One hand clapping

Put me down as agreeing with the OP, who managed to put this into words. I usually just demonstrate.

I am not a Buddhist, but if Zen masters demand conformist answers to the koan, then they are teaching their students to parrot nonsense. I’ll take the outside-the-box critical thinker any day.

foolsguinea
The Tao is not a box. The world is not a book.

I’m surprised that so many missed this. It always seemed obvious to me. The sound of one hand clapping depende solely on the frequency at which you wave your hand back and forth. Clapping with one hand at an average of 3-4 cycles per second does generate sound, it just falls below the audible human register (16 - 20 Hz). It may not be physically possible, to clap that fast, but theoretically the sound of one hand clapping is a simple monotone, at varying pitch. There it is.

When confronted with some of these replies, all I could do was thrust the palm of my hand against my forehead while assuming a Zen “like duh” expression. Voila!

Ah, but if you read the long version cited by Cecil, then slapping your fingers against your own wrist is not a correct answer. It states that if you use two hands it makes a sound, what is the sound of one of those hands.

In response to foolsguinea, Zen teachers do not demand conformist answers to koans. Many koans have a specific answer, but if you just repeat what someone told you and you don’t understand it, your teacher would test you, see that you don’t know what you’re saying, and ring his or her little bell to kick you out of the interview room.

In virtually all Zen circles, discussing the “answers” to koans is a big taboo. In some, even mentioning what koan you are working on to anyone but your teacher is not allowed. Books like the one Cecil used are frowned upon, since the point of the koan is to come up with the answer on your own. They call it “mind-to-mind transmission,” and without the understanding that you have from actually working on the koan, knowing the answer can be a backwards step.

The sound of one hand clapping is a kudo.

I can picture the scene now, at the monastery. There they are, the koan is posed, and the new monk on campus glances at the others staring quizzically at him, and does what I do whenever this question arises: cocks his wrist back and moves his arm back and forth rapidly, letting his fingers flap loudly against his palm, as oldmeanie suggested. Voila! The sound of one hand clapping.

Just the looks on the faces of all these people who solemnly spend their days of their precious lives contemplating this stuff, striving for just the right nonsensical non sequitur, as the guy’s sitting there literally clapping with one hand. Slack-jawed, their eyes bulging and bugging in and out like in cartoons, their Moment of Enlightenment has arrived. Lotus blossoms pour from the sky as they burst out laughing and continue for seven times seven days. Talk about shattering some thought paradigms.

As I recall from my theology studies, the deal went something like this:

Q: What is the sound of one hand clapping?
A: Go and wash his bowls.

And the master was pleased with the student.

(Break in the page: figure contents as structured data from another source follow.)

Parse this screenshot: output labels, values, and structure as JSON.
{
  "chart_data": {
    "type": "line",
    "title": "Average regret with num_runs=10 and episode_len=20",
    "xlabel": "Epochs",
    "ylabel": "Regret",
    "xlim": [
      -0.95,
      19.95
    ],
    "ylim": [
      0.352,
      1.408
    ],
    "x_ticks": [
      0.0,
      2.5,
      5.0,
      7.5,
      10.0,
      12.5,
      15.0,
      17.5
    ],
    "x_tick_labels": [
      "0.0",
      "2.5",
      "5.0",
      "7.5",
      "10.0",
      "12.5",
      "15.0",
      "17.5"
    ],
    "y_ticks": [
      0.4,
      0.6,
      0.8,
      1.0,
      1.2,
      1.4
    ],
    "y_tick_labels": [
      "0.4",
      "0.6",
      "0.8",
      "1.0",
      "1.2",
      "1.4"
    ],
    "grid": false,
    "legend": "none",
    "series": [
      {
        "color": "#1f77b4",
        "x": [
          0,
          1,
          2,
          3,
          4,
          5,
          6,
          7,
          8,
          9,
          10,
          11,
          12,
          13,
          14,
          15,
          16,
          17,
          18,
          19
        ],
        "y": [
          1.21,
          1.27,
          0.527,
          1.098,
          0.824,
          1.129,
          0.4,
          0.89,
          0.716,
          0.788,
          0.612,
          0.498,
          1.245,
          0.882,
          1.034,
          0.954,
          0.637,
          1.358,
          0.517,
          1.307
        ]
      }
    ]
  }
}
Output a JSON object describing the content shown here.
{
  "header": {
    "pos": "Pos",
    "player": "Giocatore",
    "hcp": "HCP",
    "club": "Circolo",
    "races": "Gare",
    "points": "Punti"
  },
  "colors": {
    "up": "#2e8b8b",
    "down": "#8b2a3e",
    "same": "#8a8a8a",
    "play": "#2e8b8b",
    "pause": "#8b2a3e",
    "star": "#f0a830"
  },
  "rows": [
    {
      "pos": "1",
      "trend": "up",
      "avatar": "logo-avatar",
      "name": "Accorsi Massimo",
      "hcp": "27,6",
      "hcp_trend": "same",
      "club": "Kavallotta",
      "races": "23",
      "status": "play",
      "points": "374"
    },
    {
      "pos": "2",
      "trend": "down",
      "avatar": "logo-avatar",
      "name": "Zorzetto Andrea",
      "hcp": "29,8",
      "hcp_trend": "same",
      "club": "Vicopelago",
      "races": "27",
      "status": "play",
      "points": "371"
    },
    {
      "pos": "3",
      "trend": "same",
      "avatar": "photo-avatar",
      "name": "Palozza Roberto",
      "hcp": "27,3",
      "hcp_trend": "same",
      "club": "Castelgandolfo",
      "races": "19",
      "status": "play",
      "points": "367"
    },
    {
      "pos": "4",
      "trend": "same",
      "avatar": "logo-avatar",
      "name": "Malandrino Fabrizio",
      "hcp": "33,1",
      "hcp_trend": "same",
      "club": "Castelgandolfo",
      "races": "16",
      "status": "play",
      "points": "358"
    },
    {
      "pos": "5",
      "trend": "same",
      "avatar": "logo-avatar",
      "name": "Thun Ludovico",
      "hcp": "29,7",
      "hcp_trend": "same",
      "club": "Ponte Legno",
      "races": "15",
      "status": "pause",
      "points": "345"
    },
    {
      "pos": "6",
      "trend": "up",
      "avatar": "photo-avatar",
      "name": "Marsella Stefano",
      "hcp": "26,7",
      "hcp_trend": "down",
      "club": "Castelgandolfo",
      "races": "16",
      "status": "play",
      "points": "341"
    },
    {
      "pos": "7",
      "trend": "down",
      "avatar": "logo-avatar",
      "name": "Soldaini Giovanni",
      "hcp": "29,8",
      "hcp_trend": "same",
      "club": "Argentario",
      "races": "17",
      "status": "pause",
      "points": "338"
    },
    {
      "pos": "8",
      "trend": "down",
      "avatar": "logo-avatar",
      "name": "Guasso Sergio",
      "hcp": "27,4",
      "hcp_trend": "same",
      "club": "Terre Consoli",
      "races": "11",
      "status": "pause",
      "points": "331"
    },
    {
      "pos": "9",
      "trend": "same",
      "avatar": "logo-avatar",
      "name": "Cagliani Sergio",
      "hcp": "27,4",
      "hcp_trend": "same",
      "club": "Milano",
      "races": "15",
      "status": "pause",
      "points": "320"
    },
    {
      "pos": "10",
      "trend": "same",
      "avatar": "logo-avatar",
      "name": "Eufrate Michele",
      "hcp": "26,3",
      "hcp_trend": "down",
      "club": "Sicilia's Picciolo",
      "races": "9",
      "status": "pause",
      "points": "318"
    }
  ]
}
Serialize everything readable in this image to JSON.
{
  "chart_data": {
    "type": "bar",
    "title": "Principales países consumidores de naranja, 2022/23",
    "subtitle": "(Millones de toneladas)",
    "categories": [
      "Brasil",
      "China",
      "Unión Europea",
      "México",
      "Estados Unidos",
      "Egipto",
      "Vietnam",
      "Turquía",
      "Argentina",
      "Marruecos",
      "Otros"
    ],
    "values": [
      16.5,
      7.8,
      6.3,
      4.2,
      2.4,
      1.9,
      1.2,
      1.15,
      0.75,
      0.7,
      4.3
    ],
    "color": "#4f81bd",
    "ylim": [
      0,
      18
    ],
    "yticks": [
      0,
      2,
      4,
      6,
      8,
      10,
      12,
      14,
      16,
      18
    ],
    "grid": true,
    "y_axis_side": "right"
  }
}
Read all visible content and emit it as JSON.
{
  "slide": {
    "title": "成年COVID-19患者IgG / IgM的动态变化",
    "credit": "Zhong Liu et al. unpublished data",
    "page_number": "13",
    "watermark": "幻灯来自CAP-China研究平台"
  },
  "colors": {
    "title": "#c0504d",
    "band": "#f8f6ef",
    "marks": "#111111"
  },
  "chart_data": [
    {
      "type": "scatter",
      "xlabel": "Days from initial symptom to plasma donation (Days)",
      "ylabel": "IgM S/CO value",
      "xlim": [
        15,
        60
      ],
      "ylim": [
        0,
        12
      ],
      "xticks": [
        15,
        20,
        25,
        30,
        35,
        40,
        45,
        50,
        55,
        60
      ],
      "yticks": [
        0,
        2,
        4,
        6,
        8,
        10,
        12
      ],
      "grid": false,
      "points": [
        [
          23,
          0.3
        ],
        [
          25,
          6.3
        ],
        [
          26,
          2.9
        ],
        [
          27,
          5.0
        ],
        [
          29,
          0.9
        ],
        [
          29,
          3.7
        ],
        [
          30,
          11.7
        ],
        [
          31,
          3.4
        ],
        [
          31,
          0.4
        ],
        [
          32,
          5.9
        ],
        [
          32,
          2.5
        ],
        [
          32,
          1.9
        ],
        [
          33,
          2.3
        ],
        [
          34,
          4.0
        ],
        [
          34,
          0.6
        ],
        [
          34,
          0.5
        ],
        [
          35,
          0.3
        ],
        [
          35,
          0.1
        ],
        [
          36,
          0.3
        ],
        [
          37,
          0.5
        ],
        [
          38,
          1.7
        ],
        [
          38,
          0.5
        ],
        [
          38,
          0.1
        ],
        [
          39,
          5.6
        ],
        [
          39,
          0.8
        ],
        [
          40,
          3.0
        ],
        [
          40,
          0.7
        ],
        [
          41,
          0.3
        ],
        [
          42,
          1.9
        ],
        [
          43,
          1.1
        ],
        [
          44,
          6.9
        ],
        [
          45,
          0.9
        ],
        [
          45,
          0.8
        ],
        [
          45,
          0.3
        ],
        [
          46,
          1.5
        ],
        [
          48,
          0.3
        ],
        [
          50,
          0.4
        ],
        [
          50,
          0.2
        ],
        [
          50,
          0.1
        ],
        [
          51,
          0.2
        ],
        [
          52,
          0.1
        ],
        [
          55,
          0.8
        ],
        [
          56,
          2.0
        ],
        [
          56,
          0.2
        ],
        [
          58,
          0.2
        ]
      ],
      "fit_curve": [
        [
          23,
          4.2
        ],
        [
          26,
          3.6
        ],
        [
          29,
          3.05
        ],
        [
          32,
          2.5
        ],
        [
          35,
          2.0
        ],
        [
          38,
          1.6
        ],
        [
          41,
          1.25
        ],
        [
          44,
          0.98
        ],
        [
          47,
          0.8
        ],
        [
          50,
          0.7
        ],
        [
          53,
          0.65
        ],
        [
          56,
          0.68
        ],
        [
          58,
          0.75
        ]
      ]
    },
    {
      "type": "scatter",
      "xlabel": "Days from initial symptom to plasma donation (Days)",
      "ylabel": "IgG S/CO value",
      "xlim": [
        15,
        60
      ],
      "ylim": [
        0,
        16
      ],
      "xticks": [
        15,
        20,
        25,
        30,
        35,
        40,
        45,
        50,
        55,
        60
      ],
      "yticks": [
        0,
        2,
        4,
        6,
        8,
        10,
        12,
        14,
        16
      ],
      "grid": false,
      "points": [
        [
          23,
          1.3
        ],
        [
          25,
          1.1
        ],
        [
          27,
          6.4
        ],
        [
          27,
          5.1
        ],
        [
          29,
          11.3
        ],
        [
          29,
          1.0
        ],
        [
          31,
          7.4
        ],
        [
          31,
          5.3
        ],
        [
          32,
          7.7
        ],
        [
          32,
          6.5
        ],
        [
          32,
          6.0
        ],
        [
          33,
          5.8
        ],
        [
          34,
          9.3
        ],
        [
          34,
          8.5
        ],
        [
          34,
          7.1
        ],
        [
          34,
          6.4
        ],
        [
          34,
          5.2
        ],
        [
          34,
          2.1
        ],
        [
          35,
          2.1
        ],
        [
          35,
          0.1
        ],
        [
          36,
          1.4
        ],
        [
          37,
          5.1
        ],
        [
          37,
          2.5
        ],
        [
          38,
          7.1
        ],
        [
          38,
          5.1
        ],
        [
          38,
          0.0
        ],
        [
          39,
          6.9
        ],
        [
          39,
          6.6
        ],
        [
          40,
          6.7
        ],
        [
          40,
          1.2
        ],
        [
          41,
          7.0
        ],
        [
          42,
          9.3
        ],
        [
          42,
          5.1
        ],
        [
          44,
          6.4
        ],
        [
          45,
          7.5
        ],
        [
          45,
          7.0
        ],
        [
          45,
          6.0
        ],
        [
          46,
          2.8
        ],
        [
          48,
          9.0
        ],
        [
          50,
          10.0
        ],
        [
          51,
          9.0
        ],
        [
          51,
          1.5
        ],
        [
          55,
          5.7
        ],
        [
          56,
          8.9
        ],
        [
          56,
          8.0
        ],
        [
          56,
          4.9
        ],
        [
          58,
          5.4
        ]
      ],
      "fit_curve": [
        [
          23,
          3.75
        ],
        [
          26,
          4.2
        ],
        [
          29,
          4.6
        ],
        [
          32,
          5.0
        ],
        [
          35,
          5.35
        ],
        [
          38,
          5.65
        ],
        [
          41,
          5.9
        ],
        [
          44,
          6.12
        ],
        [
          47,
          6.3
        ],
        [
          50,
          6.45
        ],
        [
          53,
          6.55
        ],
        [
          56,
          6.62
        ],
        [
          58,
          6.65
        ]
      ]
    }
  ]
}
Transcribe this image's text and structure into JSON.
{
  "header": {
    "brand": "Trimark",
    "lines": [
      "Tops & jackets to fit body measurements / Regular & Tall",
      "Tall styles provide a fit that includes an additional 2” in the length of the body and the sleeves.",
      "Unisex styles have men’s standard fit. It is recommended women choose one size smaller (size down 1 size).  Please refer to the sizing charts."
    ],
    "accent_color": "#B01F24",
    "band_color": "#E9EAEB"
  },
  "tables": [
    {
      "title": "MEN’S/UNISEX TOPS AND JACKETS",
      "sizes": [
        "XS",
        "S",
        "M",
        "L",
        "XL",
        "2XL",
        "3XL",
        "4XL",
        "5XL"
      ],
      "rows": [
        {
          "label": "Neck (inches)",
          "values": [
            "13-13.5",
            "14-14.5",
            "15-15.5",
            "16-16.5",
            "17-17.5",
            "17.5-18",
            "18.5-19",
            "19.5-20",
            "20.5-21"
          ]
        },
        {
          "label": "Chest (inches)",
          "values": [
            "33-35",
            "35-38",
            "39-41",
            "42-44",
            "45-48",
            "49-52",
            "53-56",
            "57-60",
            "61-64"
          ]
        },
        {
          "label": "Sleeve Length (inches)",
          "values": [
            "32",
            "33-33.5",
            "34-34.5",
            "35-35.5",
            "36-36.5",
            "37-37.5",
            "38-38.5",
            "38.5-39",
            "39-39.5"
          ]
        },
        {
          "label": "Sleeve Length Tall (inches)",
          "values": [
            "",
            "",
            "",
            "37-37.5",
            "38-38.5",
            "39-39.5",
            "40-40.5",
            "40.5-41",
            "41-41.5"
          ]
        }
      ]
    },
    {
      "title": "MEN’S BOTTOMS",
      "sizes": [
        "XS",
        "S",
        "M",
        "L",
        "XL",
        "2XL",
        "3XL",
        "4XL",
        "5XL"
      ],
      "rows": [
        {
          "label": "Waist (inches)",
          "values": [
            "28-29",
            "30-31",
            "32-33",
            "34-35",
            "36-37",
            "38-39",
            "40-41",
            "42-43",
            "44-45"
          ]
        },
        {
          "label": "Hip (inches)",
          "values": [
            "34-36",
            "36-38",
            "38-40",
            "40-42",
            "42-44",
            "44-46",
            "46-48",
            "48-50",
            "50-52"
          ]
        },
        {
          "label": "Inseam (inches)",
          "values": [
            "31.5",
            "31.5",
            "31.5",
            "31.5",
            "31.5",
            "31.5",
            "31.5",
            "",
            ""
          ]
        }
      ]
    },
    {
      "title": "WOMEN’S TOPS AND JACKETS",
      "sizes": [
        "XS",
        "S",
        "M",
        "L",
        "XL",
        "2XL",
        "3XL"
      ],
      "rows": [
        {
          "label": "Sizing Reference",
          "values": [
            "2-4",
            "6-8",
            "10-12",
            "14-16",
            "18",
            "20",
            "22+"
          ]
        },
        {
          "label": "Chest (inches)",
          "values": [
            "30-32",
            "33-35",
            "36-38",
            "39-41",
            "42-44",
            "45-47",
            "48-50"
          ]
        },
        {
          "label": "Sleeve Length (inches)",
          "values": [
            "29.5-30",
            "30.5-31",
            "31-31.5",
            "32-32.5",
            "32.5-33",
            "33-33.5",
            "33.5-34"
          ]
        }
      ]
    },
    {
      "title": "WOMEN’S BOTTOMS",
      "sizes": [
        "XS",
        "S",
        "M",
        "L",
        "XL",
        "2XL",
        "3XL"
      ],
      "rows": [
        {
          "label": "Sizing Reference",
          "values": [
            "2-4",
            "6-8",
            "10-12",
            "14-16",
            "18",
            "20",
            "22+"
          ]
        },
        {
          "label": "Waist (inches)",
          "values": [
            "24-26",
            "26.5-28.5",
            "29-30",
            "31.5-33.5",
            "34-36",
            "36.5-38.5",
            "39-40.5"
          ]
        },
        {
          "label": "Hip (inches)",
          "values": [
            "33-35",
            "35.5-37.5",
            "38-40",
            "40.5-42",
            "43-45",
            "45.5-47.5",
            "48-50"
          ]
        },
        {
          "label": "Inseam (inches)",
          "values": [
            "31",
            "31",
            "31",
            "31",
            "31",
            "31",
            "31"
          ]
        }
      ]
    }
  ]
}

As long as the question and answer were both nonsense, see, everybody was happy. But you couldn’t talk about any actual hands or any actual sound or clapping. That meant you were missing the whole point of the koan. As soon as someone started to bring his God-given logic or reason into the discussion by talking about real things, out came the cane. That’ll teach you to challenge our thinking patterns and our wording!

This unusual behavior and attitude are not unique to Zen Buddhism, of course. As with any religion, strong adherence to logical and rational thought processes is discouraged, even cited as evidence of insufficient faith or spirituality, and must ultimately be abandoned if one is to ‘break on through to the other side’ and achieve the desired state of satori, nirvana, Heaven, Paradise, the next higher plane, etc.

You’re right that koan study and logic don’t mix, but just because your answer is nonsense doesn’t mean you have the answer. Koan study is difficult work, usually involving hours of meditation and several (or many, many, many in my case) failed presentations before a teacher. Even knowing the answer won’t help, because if your koan teacher thinks you might not understand your answer, she will get you with a testing question that you would be able to answer if you had solved your koan.